Style as a Structural Attractor

One of the interesting things about writing is the opportunity to develop friendships with people with whom a man would never have contact otherwise. One of these friendships I developed years ago with a man named Athol Kay.

Athol runs a great site and coaching service called Married Man Sex Life. Don’t let the ambiguity of the name fool you, it’s a site geared towards helping men improve their sex lives with their wives. There is a ton of information and Athol really knows his stuff. However, to boil it down to its essence, I would say his overall philosophy is that most relationships  suffer because husbands stop doing things that build attraction as a result of being too focused on building comfort.

All marriages need both attraction and comfort. Without the former it’s not really a marriage, it’s a business and/or roommate agreement that involves finances, household responsibilities, children, etc. Without the latter, it’s not really a marriage, it’s a sexual liaison with the potential for separation as soon as a better sexual option presents itself.


One of the key points that Athol hits on is the idea of building structural attractors. These are things that take some initial effort up front, but once they’ve been established, really only require maintenance. The two examples he uses most commonly are that of having a well-paying job and getting into shape.

Both of these make sense. Women are not only attracted to, but also find comfort in a successful husband. It demonstrates his ability to provide but also exert a level of control over his sphere of influence. Whether a man finds a great job, builds a business, or combines some measure of the two, attaining a high-level career requires a lot of initial effort. There are long hours to be worked, ambitious hurdles to jump, key relationships to establish, and other time-consuming steps. However, keeping and even excelling in a great job typically requires less effort than landing one.

The same goes for getting into shape. As I’ve started to learn from personal experience, effectively losing fat and building muscle requires a lot of meticulous effort. There are calories to be counted, macros to be conscious of, cardio to be done, weights to be lifted, and sacrifices to be made. The first few weeks or even months in the gym can be discouraging. They require the mental exercise of learning and developing proper form, on top of the physical effort of performing the actual lifts. Breaking out of the meal inertia of eating cheap, easy junk food is difficult and can often upset the balance of the whole family. However, after a little while the lifts come naturally, the food is easier to prepare and eat, and less discipline is required as a man’s body takes on its proper form.

The point of both of these is to have them be something that can be done on autopilot once an acceptable level of accomplishment has been achieved. They become passive systems in regards to the amount of effort a man has to put in, while still remaining active systems in building attraction with women and respect from men.

double-breasted sportcoat

Style is another great structural attractor. It should come as no surprise that women while find a man more attractive and men will find him more respectable if he not only knows how to dress appropriately but how to dress well.

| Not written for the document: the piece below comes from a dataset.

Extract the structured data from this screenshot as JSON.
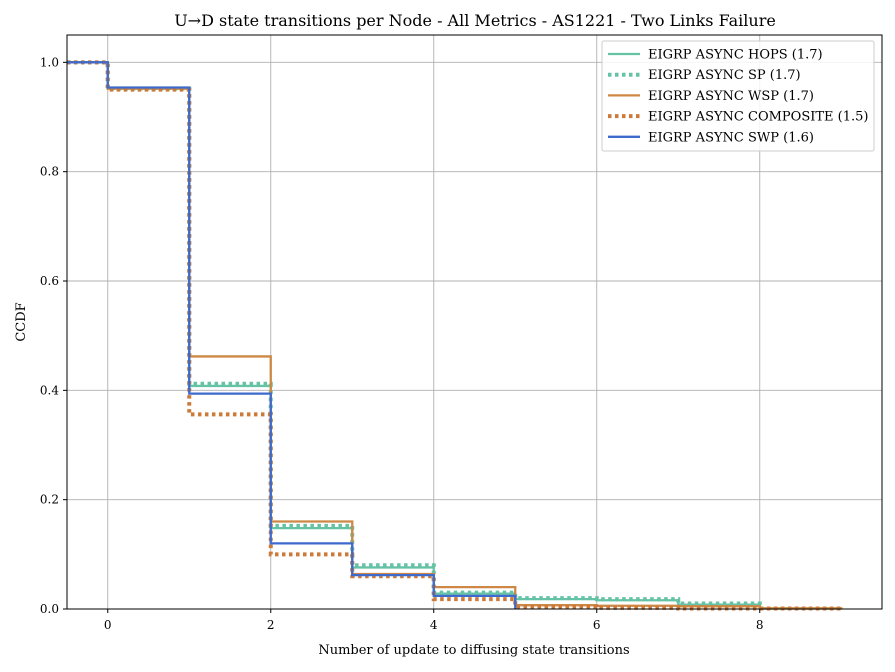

The initial process takes some active effort. It means paying for new clothing, learning guidelines about how to dress better, discovering the unique strengths and weaknesses of each man’s body and building a wardrobe that works within those constrain, adjusting to new, unfamiliar fits and styles, building a wardrobe wherein each item works with the others, and even finding clothing that is consistent with a man’s lifestyle.

It’s not easy at first and does require a lot of effort and investment. However, once a man has the foundations of a good wardrobe established, it becomes incredibly simple and passive to be well-dressed.

A maintenance level is easier to attain than most men think. It doesn’t require a closet as big as a guest bedroom and a different pair of shoes for every day of the month. In fact, the whole reason I write about the Staples is to give men the key pieces needed in a well-rounded wardrobe. Sure it’s nice to have things beyond just the basics, but they’re unnecessary when it comes to building a competent closet.

Once that structure of a stylish wardrobe is established, it frees a mans mind and time to focus on other, more important things – which is really the point of all of this. Clothing is a means to an end, and once a man’s style is established, it can be a passive means, freeing up his mental energy to work on other elements of being a better man.